Challenge to Use of TripAdvisor Reviews in Marketing

Challenge to TripAdvisor Reviews in Marketing

In a challenge to the use of anonymous reviews in marketing and publicity, Kwikchex claims that existing advertising rules mean TripAdvisor reviews cannot be used for marketing purposes.

A growing number of hotel and tour operator websites have been including TripAdvisor content to help promote their product – e.g. Holiday Lettings, Visit Scotland, Accor Hotels, Thomson holidays.

Owners have expressed concern that sites like Holiday Lettings, on which they have already paid to advertise, are now displaying TripAdvisor reviews without asking the property owner’s permission.  Holiday Lettings was acquired by TripAdvisor in 2010.

In its complaint against the use of TripAdvisor reviews in marketing and advertising Kwikchex cites the Committee of Advertising Practice (CAP) non-broadcast code, which states that marketers must be able to show a review is authentic by proving it was made by an identifiable and potentially contactable person.

From the CAP Code section 3.45 relating to endorsements and testimonials:

Marketers must hold documentary evidence that a testimonial or endorsement used in a marketing communication is genuine, unless it is obviously fictitious, and hold contact details for the person who, or organisation that, gives it.

Kwikchex co-founder Chris Emmins said: “It’s absolutely apparent that reviews are not being verified and that they are being used for promotional purposes. We think that verifying testimonials is key to fulfilling the requirements of the CAP code.”

The code allows testimonials and endorsements to be used by third parties (such as Holiday Lettings, Thomson et al) from a “published source” such as TripAdvisor without permission of the author, but the code then also places responsibility on the originator of the review to authenticate it.

In the submission Kwikchex makes reference to a number of cases in which it believes the CAP code is being breached, including the use of TripAdvisor reviews on the Accor, Thomson and VisitLondon websites.


TripAdvisor Gaffe by VisitScotland?

For some time there have been warning signs that VisitScotland (the body formerly known as the Scottish Tourist Board and charged with promoting tourism in Scotland and grading accommodation) is losing its grip.

Visit Scotland Morphs into TA

The outgoing Chairman of Visit Scotland laid in to regional boards and accommodation owners just before he left for “whingeing” – probably because members have been cheesed off with VisitScotland’s pernickety and irrelevant accommodation grading parameters, on top of its poorly performing online booking system.

It is reported elsewhere that a number of regions have decided to drop VisitScotland and will plough their own furrow in future.

Now VisitScotland proposes to include TripAdvisor reviews alongside its own grading system for accommodation in Scotland.

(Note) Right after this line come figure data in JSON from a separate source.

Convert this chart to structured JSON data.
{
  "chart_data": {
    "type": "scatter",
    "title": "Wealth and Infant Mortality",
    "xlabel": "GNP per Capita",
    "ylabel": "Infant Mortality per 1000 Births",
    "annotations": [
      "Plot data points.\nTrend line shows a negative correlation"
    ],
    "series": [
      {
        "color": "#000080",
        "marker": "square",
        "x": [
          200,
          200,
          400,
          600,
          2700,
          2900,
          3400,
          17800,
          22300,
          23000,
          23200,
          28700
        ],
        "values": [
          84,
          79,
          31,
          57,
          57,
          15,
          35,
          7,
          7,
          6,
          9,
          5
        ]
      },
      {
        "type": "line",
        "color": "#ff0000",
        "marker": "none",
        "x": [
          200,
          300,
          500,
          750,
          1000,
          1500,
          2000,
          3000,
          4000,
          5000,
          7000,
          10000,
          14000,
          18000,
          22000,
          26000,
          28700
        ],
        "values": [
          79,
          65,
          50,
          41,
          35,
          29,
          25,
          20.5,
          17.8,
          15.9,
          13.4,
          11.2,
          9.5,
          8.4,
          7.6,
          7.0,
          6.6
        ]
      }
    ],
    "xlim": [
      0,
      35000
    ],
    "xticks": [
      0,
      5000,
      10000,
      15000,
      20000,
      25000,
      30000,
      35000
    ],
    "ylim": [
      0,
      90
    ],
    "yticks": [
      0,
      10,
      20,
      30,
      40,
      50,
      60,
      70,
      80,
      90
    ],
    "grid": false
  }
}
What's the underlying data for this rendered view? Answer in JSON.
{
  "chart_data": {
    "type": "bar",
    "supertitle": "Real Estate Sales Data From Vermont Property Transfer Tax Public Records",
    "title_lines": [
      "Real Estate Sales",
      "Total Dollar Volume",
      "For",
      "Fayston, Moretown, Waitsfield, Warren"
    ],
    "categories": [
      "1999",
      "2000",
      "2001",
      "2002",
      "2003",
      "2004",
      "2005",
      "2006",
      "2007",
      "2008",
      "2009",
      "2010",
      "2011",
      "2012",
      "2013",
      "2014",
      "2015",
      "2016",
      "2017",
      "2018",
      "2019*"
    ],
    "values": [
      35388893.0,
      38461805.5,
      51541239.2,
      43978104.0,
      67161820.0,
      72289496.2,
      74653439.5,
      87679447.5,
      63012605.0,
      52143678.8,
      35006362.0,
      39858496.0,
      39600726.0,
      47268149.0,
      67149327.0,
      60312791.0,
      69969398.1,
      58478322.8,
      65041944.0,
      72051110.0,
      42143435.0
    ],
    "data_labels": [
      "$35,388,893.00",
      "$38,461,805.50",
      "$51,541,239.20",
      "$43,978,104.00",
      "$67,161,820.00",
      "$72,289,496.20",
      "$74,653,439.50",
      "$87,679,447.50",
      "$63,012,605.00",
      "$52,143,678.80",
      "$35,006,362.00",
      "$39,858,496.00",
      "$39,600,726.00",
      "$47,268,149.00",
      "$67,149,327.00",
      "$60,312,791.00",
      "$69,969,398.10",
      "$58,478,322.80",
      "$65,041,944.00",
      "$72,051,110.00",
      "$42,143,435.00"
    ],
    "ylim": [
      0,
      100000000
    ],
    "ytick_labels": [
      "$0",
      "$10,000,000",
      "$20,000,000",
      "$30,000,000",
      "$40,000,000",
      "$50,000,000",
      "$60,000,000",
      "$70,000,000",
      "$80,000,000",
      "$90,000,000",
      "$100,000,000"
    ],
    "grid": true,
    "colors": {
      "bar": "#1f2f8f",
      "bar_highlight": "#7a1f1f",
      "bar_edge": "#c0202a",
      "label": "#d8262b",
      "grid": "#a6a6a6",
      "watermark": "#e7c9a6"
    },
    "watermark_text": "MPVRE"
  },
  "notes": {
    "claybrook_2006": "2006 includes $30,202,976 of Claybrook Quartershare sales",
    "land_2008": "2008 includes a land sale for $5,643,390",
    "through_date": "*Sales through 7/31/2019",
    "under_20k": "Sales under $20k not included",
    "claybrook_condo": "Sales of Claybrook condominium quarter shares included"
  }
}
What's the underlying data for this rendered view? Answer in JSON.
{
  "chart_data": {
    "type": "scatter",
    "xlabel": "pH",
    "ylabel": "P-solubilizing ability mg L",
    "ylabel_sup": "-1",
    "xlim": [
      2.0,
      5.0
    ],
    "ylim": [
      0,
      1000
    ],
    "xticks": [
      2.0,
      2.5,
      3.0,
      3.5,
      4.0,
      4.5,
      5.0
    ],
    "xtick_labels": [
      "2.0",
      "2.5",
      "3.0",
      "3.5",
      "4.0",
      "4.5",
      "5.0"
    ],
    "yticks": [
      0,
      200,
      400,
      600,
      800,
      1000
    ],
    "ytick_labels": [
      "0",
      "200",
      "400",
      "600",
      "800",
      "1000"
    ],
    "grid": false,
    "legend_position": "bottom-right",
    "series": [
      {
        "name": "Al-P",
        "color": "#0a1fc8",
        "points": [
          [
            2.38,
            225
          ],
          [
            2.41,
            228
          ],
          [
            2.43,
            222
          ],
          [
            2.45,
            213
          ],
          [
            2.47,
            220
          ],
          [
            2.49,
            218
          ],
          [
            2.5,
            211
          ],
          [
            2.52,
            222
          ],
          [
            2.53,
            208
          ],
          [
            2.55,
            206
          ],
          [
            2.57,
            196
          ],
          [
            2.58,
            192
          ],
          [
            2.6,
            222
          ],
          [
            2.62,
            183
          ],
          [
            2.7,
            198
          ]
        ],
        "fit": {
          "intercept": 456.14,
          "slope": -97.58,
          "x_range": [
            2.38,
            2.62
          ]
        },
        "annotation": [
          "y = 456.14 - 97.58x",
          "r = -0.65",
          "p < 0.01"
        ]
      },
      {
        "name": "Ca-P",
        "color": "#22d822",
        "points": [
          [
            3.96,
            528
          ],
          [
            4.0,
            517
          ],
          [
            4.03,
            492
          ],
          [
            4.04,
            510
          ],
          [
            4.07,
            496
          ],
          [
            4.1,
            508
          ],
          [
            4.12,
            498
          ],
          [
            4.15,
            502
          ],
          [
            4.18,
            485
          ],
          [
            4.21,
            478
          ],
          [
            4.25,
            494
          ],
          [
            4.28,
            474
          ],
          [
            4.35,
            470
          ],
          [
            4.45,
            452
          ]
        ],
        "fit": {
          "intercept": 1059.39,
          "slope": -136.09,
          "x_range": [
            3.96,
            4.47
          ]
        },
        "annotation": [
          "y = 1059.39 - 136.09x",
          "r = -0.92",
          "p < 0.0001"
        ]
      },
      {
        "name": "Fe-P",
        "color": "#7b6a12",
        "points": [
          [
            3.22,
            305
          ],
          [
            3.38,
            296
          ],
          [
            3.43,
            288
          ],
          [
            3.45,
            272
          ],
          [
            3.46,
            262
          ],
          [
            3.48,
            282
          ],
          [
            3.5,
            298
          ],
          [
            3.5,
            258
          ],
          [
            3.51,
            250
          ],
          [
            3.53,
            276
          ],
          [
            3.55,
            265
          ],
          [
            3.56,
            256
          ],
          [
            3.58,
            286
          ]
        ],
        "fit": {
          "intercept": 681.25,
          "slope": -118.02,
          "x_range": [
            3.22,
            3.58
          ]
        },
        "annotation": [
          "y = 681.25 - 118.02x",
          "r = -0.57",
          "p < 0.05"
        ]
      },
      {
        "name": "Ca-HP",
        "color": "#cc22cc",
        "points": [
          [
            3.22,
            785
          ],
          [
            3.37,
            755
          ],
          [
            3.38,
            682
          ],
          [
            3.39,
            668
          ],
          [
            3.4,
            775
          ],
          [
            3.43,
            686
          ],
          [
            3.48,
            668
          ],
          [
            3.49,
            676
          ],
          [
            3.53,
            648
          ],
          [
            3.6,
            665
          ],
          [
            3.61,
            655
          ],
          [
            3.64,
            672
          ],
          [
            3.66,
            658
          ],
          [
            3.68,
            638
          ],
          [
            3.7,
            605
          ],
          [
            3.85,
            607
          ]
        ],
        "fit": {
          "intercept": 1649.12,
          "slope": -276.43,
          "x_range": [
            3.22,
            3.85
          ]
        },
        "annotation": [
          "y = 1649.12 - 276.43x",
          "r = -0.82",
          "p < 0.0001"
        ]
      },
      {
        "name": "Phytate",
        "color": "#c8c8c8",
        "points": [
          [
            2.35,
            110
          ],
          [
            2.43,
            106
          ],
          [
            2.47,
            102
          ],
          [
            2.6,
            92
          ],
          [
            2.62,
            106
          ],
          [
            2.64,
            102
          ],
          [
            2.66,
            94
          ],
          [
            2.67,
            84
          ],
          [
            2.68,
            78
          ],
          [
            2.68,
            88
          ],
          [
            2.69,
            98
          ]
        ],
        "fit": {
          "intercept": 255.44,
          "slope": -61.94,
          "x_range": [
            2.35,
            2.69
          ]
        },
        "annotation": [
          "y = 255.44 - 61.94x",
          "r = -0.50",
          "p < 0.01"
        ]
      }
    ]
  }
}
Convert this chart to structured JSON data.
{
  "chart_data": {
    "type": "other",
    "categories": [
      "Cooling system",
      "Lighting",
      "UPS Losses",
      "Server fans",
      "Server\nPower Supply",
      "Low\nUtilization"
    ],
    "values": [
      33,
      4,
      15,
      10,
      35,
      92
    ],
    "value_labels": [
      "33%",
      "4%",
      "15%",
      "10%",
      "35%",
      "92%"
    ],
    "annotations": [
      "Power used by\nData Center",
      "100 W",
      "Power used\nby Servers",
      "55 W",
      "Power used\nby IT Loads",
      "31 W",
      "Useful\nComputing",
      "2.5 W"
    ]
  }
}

Whilst its own grading system may be pants, it does at least have some objectivity.  But TA’s anonymous, unverified reviews will muddy the previously clear waters.

Can they not see the potential for big trouble ahead among their remaining membership? At present TA is probably not that big a deal for most accommodations in Scotland – TripAdvisor’s influence does not have a great affect on small independent hotels and owners on the east side of the Pond. BUT once TA reviews are featured on an important information source like VisitScotland – it remains important even in its current parlous state – then there may be unexpected consequences:

  • It’ll be welcomed by the few places with lots of good TA reviews, but will further cheese off the majority of the owners featured on VisitScotland, who do not feature strongly on TripAdvisor.
  • Consequently there will be a temptation for places with few reviews, who currently don’t give a jack about TripAdvisor, getting on to friends and relatives to give their ratings on TA – and hence VS – “a wee boost”.
  • While they’re on, they well decide to dish out a few dodgy reviews for the competition, too.